Hancock is a relative newcomer to the insurance industry. When he took over the property-casualty business in early 2011, he had his staff put together a 102-page pocket-size glossary of insurance terms to help get him up to speed. Yet Hancock has always focused on a concept that’s at the heart of the insurance business: putting the right price on risk. “I view a sustainable growth in value of a company as always balancing profitability, growth, and risk,” he says. “And companies that lose sight of any one of the three tend to run into trouble.”

Hancock spent two decades at J.P. Morgan, where he played a key role in the development of credit default swaps, which in effect are insurance contracts on bonds. Coming to AIG, he saw that the traditional method of evaluating the returns on insurance—comparing claims payments and expenses with premiums—didn’t recognize the cost of setting aside funds for years to cover future payouts. So he developed a metric to better reflect that cost: risk-adjusted profitability, or RAP.

Hancock’s introduction of RAP helped AIG focus on profitability rather than sales volume. The measure has influenced every aspect of AIG’s business, from how it chooses clients, to how it designs and sets prices for its products, to which businesses it focuses on. One of the biggest RAP-influenced moves was AIG’s decision to retreat from the workers’ compensation business, once one of its biggest lines. “Him pushing that really gave us the courage to move more quickly and more decisively,” says John Doyle, who as CEO of AIG’s commercial insurance business reports to Hancock. “It shined a bright light either in a good way or in a bad way on certain products and certain geographies.”

As part of his focus on risk, Hancock built a group to use data the insurer has collected to improve policies, refine underwriting standards, and reduce claims costs.

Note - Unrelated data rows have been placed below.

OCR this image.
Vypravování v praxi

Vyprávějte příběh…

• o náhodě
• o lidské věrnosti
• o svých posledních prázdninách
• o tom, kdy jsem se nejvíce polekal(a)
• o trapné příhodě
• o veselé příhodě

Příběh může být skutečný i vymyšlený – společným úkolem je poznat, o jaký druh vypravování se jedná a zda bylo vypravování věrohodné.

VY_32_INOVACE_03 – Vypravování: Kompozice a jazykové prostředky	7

He hired Murli Buluswar, who has a background in statistics and economics, in 2011 to lead the unit, which now has 130 people, mostly new hires.

AIG is still catching up with rivals such as Travelers and Chubb in using data for pricing policies, says Cliff Gallant, an analyst at Nomura. Chubb and Travelers have long been more selective about the risks they take on, relying more on underwriting than investment returns to generate profits. Travelers allocates its funds to different lines of business based on the returns it expects those policies to produce.

Bill Winters, who worked alongside Hancock for more than a decade at J.P. Morgan, says he’ll be the right person to hold AIG to a strategy that favors profitability over growth. “To run the nuts and bolts of the business that’s very capital intensive,” he says, “he’s as good as anybody I’ve come across.”